Q30 is generally considered the benchmark for high-quality data.

11.5 Bioinformatics in Action: Parsing FASTQ with Biopython¶

Just like SeqIO can parse FASTA files, it can also handle FASTQ files, automatically interpreting the quality scores for you.

from Bio import SeqIO

# Assume we have a file named 'reads.fastq'

# SeqIO.parse takes the filename and the format name
for record in SeqIO.parse("reads.fastq", "fastq"):

    # The record object has the sequence and ID...
    print(f"ID: {record.id}")
    print(f"Sequence: {record.seq}")

    # ...and it also has the quality scores as a list of integers!
    # This is the raw Phred score for the first base.
    first_base_quality = record.letter_annotations["phred_quality"]
    print(f"Quality of first base: {first_base_quality}")

    # Let's find the average quality of this read
    avg_quality = sum(record.letter_annotations["phred_quality"]) / len(record.seq)
    print(f"Average read quality: {avg_quality:.2f}")
    print("---")
    # We'll just look at the first record for this example
    break

This ability to programmatically check the quality of your data is the first step in any NGS analysis pipeline. Low-quality reads are often trimmed or discarded before moving on to assembly or alignment.

Summary¶

NGS allows for massive parallel sequencing, generating huge amounts of data quickly and cheaply. This data is stored in FASTQ files, which contain both the sequence and a Phred quality score for each base. We use tools like Biopython to parse these files and assess data quality before analysis.

11.6 Common NGS Data Types and File Formats¶

FASTQ: Raw reads + quality.
FASTA: Assembled sequences or reference genomes (no quality scores).
SAM/BAM/CRAM: Aligned reads (SAM is human-readable; BAM is compressed binary; CRAM is compressed with reference-based compression).
VCF: Variant calls (SNPs, indels) and annotations.

11.7 Best Practices & Typical Pipeline (recommended)¶

A standard short-read (Illumina) pipeline for variant discovery or RNA-Seq analysis typically follows:

Raw data QC: FastQC, then aggregate with MultiQC.
Trimming/filtering: TrimGalore/fastp to remove adapters and low-quality bases.
Alignment: BWA-MEM2 for short reads, minimap2 for long reads or transcriptome alignment.
Post-processing: samtools for sorting/indexing; mark duplicates with Picard.
Variant calling: GATK Best Practices pipeline, FreeBayes, or DeepVariant (machine-learning based).
Annotation: SnpEff, VEP to add gene and functional context.

11.8 Reproducibility: Workflows, Containers, and Data Provenance¶

Reproducible analysis is essential. Recommendations:

Use workflow managers: Snakemake, Nextflow, or Cromwell to encode pipelines as reproducible workflows.
Containerize tools: use Docker or Singularity/Apptainer to lock tool versions and dependencies.
Keep manifests: record conda/pip environments or provide Dockerfile/Singularity images.
Use MultiQC and automated reports to capture QC metadata.
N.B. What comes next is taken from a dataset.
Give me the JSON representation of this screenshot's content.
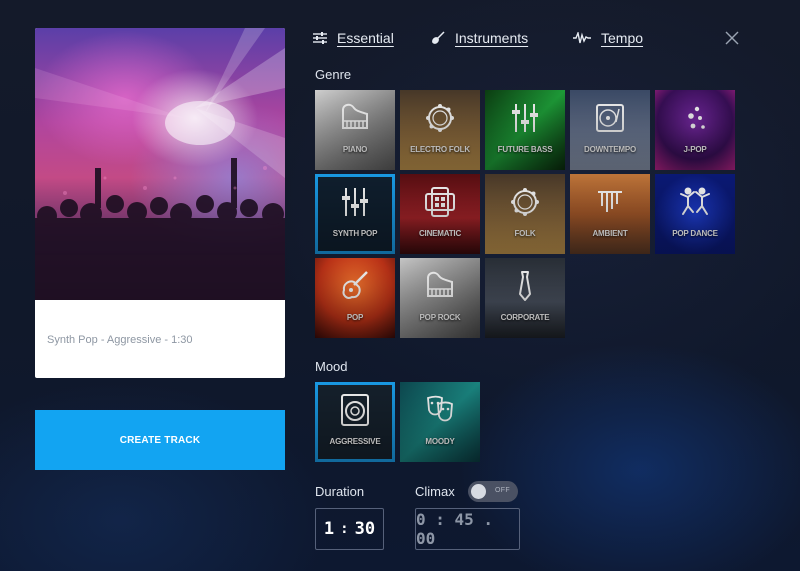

11.9 Emerging Methods and Notes¶

Long-read sequencing (Oxford Nanopore, PacBio) enables isoform-level RNA analysis, direct RNA sequencing, and improved structural variant detection.
Single-cell sequencing requires specialized preprocessing (UMI handling, cell barcodes) and downstream tools (CellRanger, Scanpy, Seurat).
Privacy and ethics: human sequence data often requires controlled-access storage and adherence to consent agreements.
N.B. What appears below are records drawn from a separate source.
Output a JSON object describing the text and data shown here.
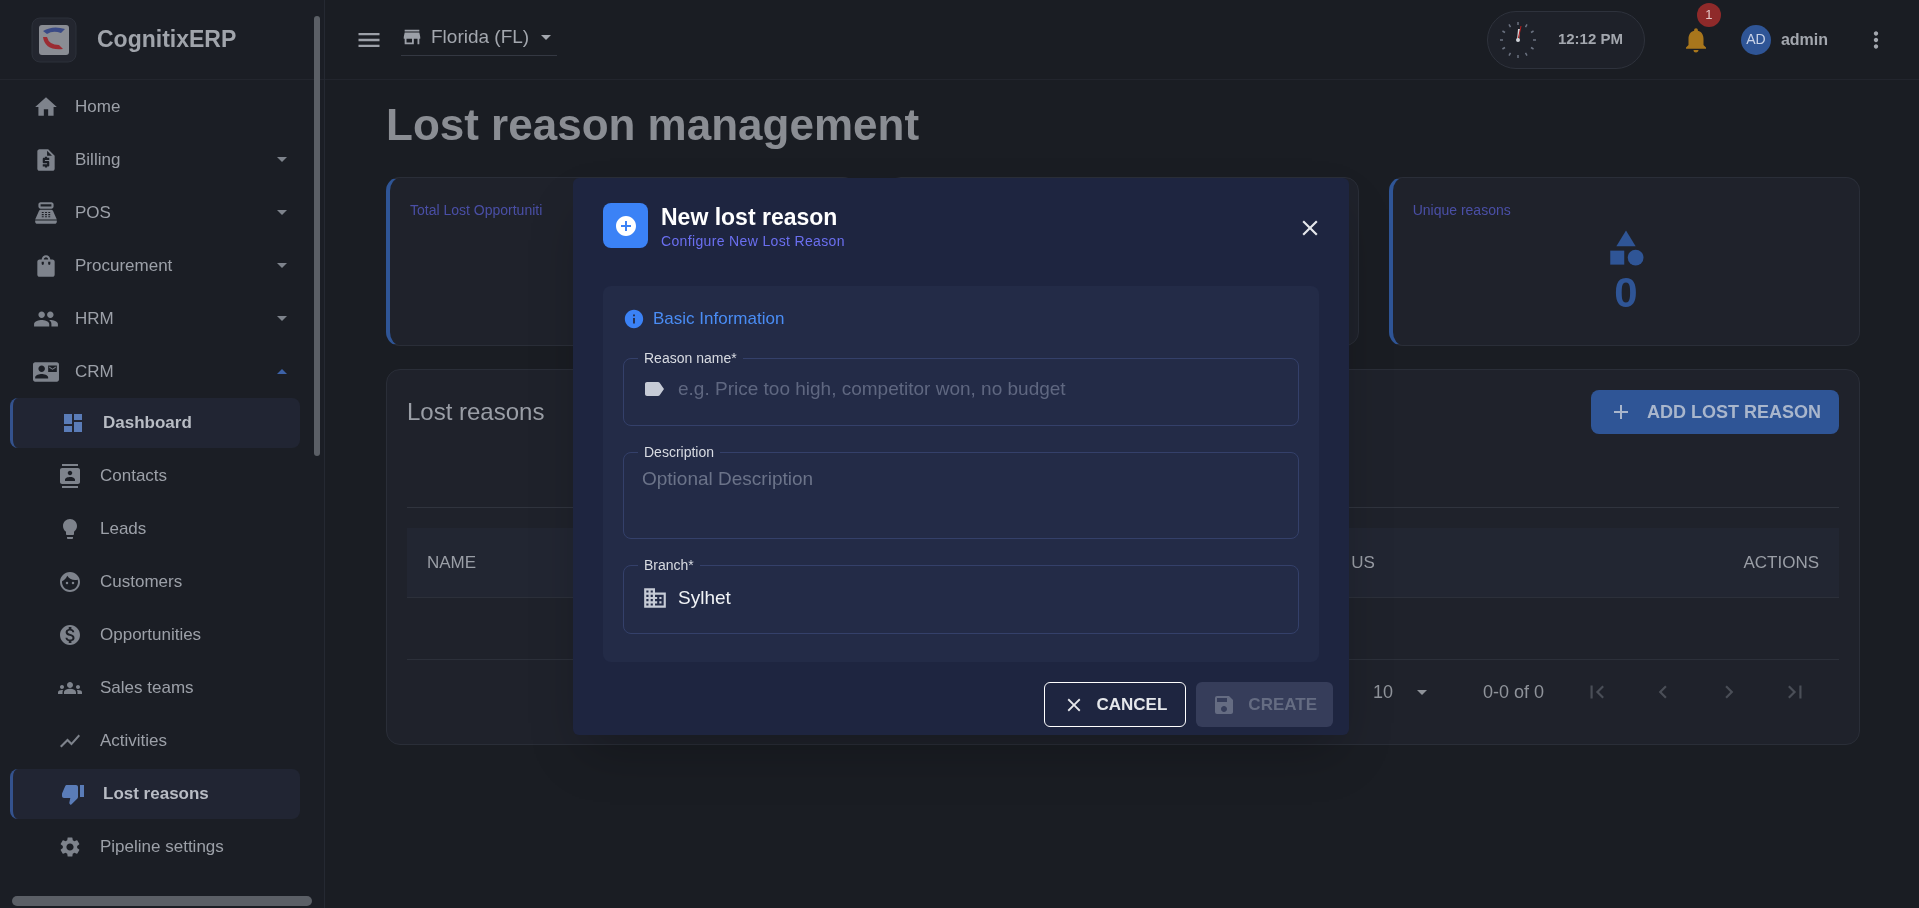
{
  "app": {
    "name": "CognitixERP"
  },
  "sidebar": {
    "items": [
      {
        "label": "Home",
        "kind": "link"
      },
      {
        "label": "Billing",
        "kind": "group",
        "expanded": false
      },
      {
        "label": "POS",
        "kind": "group",
        "expanded": false
      },
      {
        "label": "Procurement",
        "kind": "group",
        "expanded": false
      },
      {
        "label": "HRM",
        "kind": "group",
        "expanded": false
      },
      {
        "label": "CRM",
        "kind": "group",
        "expanded": true,
        "children": [
          {
            "label": "Dashboard",
            "selected": true
          },
          {
            "label": "Contacts",
            "selected": false
          },
          {
            "label": "Leads",
            "selected": false
          },
          {
            "label": "Customers",
            "selected": false
          },
          {
            "label": "Opportunities",
            "selected": false
          },
          {
            "label": "Sales teams",
            "selected": false
          },
          {
            "label": "Activities",
            "selected": false
          },
          {
            "label": "Lost reasons",
            "selected": true
          },
          {
            "label": "Pipeline settings",
            "selected": false
          }
        ]
      }
    ]
  },
  "topbar": {
    "branch": "Florida (FL)",
    "time": "12:12 PM",
    "notifications": "1",
    "avatar": "AD",
    "user": "admin"
  },
  "page": {
    "title": "Lost reason management"
  },
  "stats": [
    {
      "kind": "visible",
      "label": "Total Lost Opportuniti"
    },
    {
      "kind": "covered"
    },
    {
      "kind": "visible",
      "label": "Unique reasons",
      "value": "0"
    }
  ],
  "table_panel": {
    "title": "Lost reasons",
    "add_button": "ADD LOST REASON",
    "columns": [
      "NAME",
      "US",
      "ACTIONS"
    ],
    "rows_per_page": "10",
    "range": "0-0 of 0"
  },
  "dialog": {
    "title": "New lost reason",
    "subtitle": "Configure New Lost Reason",
    "section": "Basic Information",
    "fields": [
      {
        "kind": "text",
        "label": "Reason name*",
        "placeholder": "e.g. Price too high, competitor won, no budget"
      },
      {
        "kind": "textarea",
        "label": "Description",
        "placeholder": "Optional Description"
      },
      {
        "kind": "select",
        "label": "Branch*",
        "value": "Sylhet"
      }
    ],
    "buttons": [
      {
        "kind": "cancel",
        "label": "CANCEL",
        "disabled": false
      },
      {
        "kind": "save",
        "label": "CREATE",
        "disabled": true
      }
    ]
  }
}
11.10 Quick example Snakemake rule (alignment)¶

rule align:
  input:
    reads="{sample}.fastq.gz",
    ref="ref/genome.fa"
  output:
    bam="{sample}.bam"
  shell:
    """
    bwa-mem2 mem {input.ref} {input.reads} | samtools sort -o {output.bam}
    samtools index {output.bam}
    """

This small rule demonstrates how to pin commands into a reproducible workflow. Workflow files should be version-controlled alongside configuration and environment manifests.